International Judicial Institutions
The Architecture of International Justice at Home and Abroad
Routledge – 2009 – 176 pages
Series: Global Institutions
Written by a former UN Chief Prosecutor and a leading international law expert, this is a much needed, short and accessible introduction to the current debates in international humanitarian law. Analyzing the legal and political underpinnings of international judicial institutions, it provides the reader with an understanding of both the historical development of institutions directed towards international justice, as well as an overview of the differences and similarities between such organizations.
By providing a side-by-side discussion of various institutions and methods, the reader will come to see the ways in which institutions have responded both to prior incarnations as well as the contemporary political environments within which they have operated.
Introduction 1. The historical stages of international justice 2. International humanitarian law: a short review 3. The pre-dawn of international justice: through World War I 4. International justice following World War II: Nuremberg and Tokyo 5. The Cold War and the rise of domestic international justice 6. Post–Cold War justice: The UN ad hoc tribunals, mixed courts and the ICC 7. Post ICC prosecutions: new domestic proceedings and international proceedings beyond ICC justice 8. Conclusion: the future of "international" justice -- active at home and abroad
Richard J. Goldstone, Mulligan Visiting Professor of Law at Fordham Law School, New York, former Justice of the Constitutional Court of South Africa and former Chief Prosecutor of the United Nations International War Crimes Tribunals for the former Yugoslavia and Rwanda.

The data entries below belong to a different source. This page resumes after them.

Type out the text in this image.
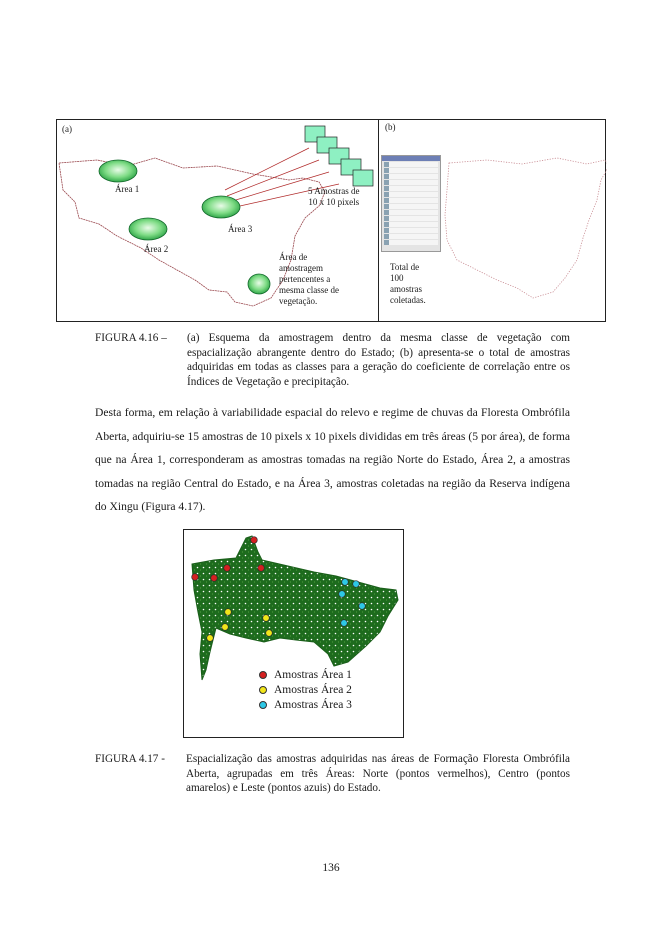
(a)	(b)
Área 1
Área 2
Área 3
5 Amostras de
10 x 10 pixels
Área de
amostragem
pertencentes a
mesma classe de
vegetação.
Total de
100
amostras
coletadas.
FIGURA 4.16 – (a) Esquema da amostragem dentro da mesma classe de vegetação com espacialização abrangente dentro do Estado; (b) apresenta-se o total de amostras adquiridas em todas as classes para a geração do coeficiente de correlação entre os Índices de Vegetação e precipitação.

Desta forma, em relação à variabilidade espacial do relevo e regime de chuvas da Floresta Ombrófila Aberta, adquiriu-se 15 amostras de 10 pixels x 10 pixels divididas em três áreas (5 por área), de forma que na Área 1, corresponderam as amostras tomadas na região Norte do Estado, Área 2, a amostras tomadas na região Central do Estado, e na Área 3, amostras coletadas na região da Reserva indígena do Xingu (Figura 4.17).

Amostras Área 1
Amostras Área 2
Amostras Área 3
FIGURA 4.17 - Espacialização das amostras adquiridas nas áreas de Formação Floresta Ombrófila Aberta, agrupadas em três Áreas: Norte (pontos vermelhos), Centro (pontos amarelos) e Leste (pontos azuis) do Estado.
136
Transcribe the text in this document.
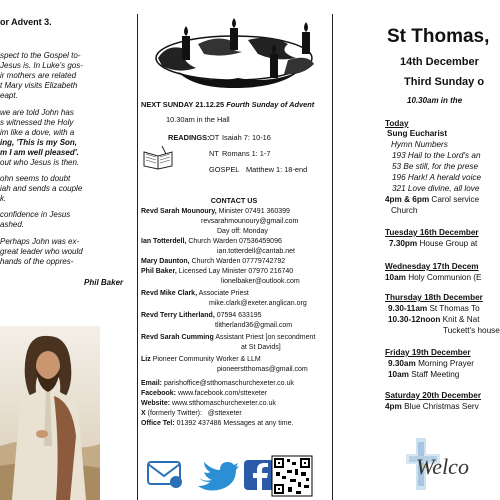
or Advent 3.
spect to the Gospel to-
Jesus is. In Luke's gos-
ir mothers are related
t Mary visits Elizabeth
eapt.
we are told John has
s witnessed the Holy
im like a dove, with a
ing, 'This is my Son,
m I am well pleased'.
out who Jesus is then.
ohn seems to doubt
iah and sends a couple
k.
confidence in Jesus
ashed.
Perhaps John was ex-
great leader who would
hands of the oppres-
Phil Baker
NEXT SUNDAY 21.12.25 Fourth Sunday of Advent
10.30am in the Hall
READINGS: OT Isaiah 7: 10-16
NT Romans 1: 1-7
GOSPEL Matthew 1: 18-end
CONTACT US
Revd Sarah Mounoury, Minister 07491 360399
revsarahmounoury@gmail.com
Day off: Monday
Ian Totterdell, Church Warden 07536459096
ian.totterdell@cantab.net
Mary Daunton, Church Warden 07779742792
Phil Baker, Licensed Lay Minister 07970 216740
lionelbaker@outlook.com
Revd Mike Clark, Associate Priest
mike.clark@exeter.anglican.org
Revd Terry Litherland, 07594 633195
tlitherland36@gmail.com
Revd Sarah Cumming Assistant Priest [on secondment
at St Davids]
Liz Pioneer Community Worker & LLM
pioneerstthomas@gmail.com
Email: parishoffice@stthomaschurchexeter.co.uk
Facebook: www.facebook.com/sttexeter
Website: www.stthomaschurchexeter.co.uk
X (formerly Twitter): @sttexeter
Office Tel: 01392 437486 Messages at any time.
St Thomas,
14th December
Third Sunday o
10.30am in the
Today
Sung Eucharist
Hymn Numbers
193 Hail to the Lord's an
53 Be still, for the prese
196 Hark! A herald voice
321 Love divine, all love
4pm & 6pm Carol service
Church
Tuesday 16th December
7.30pm House Group at
Wednesday 17th Decem
10am Holy Communion (E
Thursday 18th December
9.30-11am St Thomas To
10.30-12noon Knit & Nat
Tuckett's house
Friday 19th December
9.30am Morning Prayer
10am Staff Meeting
Saturday 20th December
4pm Blue Christmas Serv
Welco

Adam M. Smith, a Washington, DC-based international lawyer, he has written extensively on public international law and international criminal justice, and has worked on human rights and post-atrocity justice in the Balkans and Asia. Educated at Harvard, Oxford and Brown, Smith has worked at the United Nations and the World Bank and is the author of a forthcoming work on the limits of international justice (Prometheus: 2008).